There are different degrees of hearing loss. Below is a chart which lists and classifies the degrees of hearing loss according the dB range in which sound is heard. Please refer to audiogram below.

Degree of hearing loss dB range
Normal Hearing 0-25dB (Grey)
Mild Hearing Loss 26-40 dB (Purple)
Moderate Hearing Loss 41-55 dB(Red)
Moderately Severe Hearing Loss 56-70 dB
Severe Hearing Loss 71-90dB (Yellow)
Profound Hearing Loss Over 90 dB (Blue)



What is an audiogram?

Once a child is tested, the results of the hearing test will be charted on an audiogram. The audiogram indicates how softly a tone can be heard. The audiogram classifies the type of hearing loss, the degree of hearing loss, the configuration of hearing loss, and symmetry of hearing loss.

Below is an example of an audiogram:

The numbers across the top of the audiogram represent tone frequencies. As the numbers become larger, the pitch of the tones becomes higher. The numbers on the left hand side of the audiogram indicate the loudness of sound. The loudness of sound is known as decibel (dB). The higher the dB, the louder the sound.

Audiogram configurations of hearing loss.

Next, one must understand the configuration of a hearing loss. There are three types of configurations: rising, sloping, and flat. A rising configuration means that a person can hear high pitch tones better than low pitch tones. A sloping configuration means that a person can hear low pitch tones better than high pitch tones. Finally, a flat configuration means that a person needs the same amount of loudness to hear a low or high pitched sound (Schwartz, 31).

Below are examples of audiogram configurations:

    

Finally, it is important to understand the symmetry of a hearing loss. If a person has the same degree and type of hearing loss and configuration in each ear, the loss is symmetrical.
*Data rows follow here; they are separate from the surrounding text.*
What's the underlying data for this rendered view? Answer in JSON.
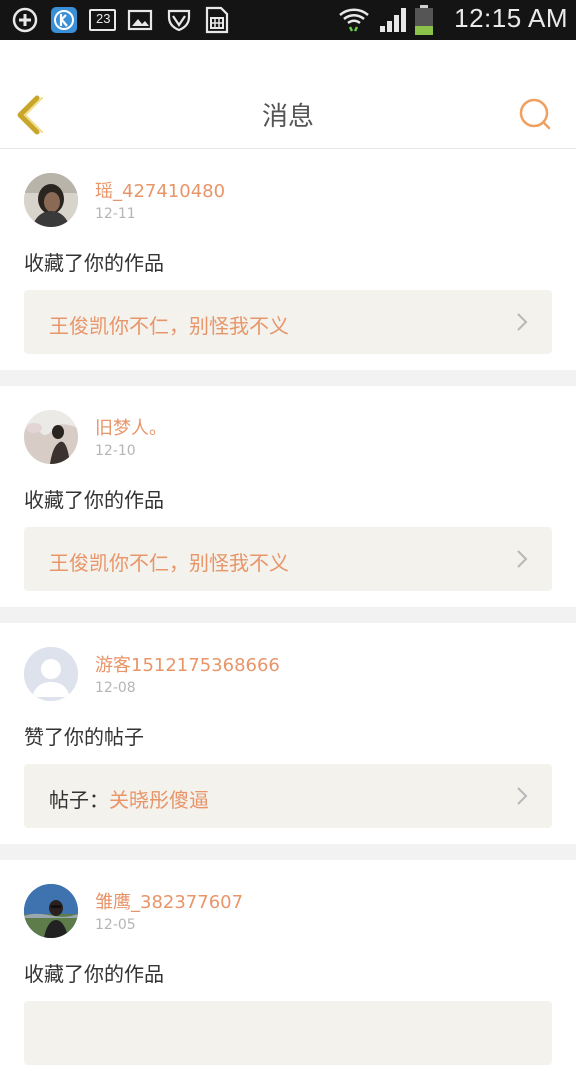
{
  "status_bar": {
    "time": "12:15 AM",
    "notification_count": "23",
    "icons": [
      "add-circle-icon",
      "k-app-icon",
      "notification-count-icon",
      "image-icon",
      "shield-icon",
      "sim-card-icon",
      "wifi-icon",
      "signal-icon",
      "battery-icon"
    ],
    "battery_level": 0.3
  },
  "header": {
    "title": "消息",
    "back_icon": "chevron-left-icon",
    "search_icon": "search-icon",
    "accent_color": "#f0a060"
  },
  "messages": [
    {
      "username": "瑶_427410480",
      "date": "12-11",
      "action": "收藏了你的作品",
      "ref_prefix": "",
      "ref_title": "王俊凯你不仁，别怪我不义"
    },
    {
      "username": "旧梦人。",
      "date": "12-10",
      "action": "收藏了你的作品",
      "ref_prefix": "",
      "ref_title": "王俊凯你不仁，别怪我不义"
    },
    {
      "username": "游客1512175368666",
      "date": "12-08",
      "action": "赞了你的帖子",
      "ref_prefix": "帖子：",
      "ref_title": "关晓彤傻逼"
    },
    {
      "username": "雏鹰_382377607",
      "date": "12-05",
      "action": "收藏了你的作品",
      "ref_prefix": "",
      "ref_title": ""
    }
  ],
  "colors": {
    "username": "#e8956a",
    "ref_box": "#f3f2ec",
    "divider": "#f2f2f2"
  }
}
However, if the degree and type of hearing loss and configuration varies or is different in each ear, the loss is classified as asymmetrical.

Once the hearing loss has been determined through proper audiological assessment, one must then explore various amplification alternatives.

Hopefully, this information is helpful to parents who are trying to determine if their child is hearing impaired.  Obviously,  it is important to understand the appropriate steps to take in determining a hearing loss.   One you have acquired the basic knowledge regarding hearing loss, you can begin to explore the various options available to help your child.

Works Sited:

National Information Center on Deafness (NICD) (1991). Growing Together:Information for Parents of Deaf and Hard of Hearing Children. Washington, D.C.: NICD.

Schwatz, Sue (Ed.) (1987). Choices in Deafness: A Parents Guide. Kenington, MD: Woodbine House.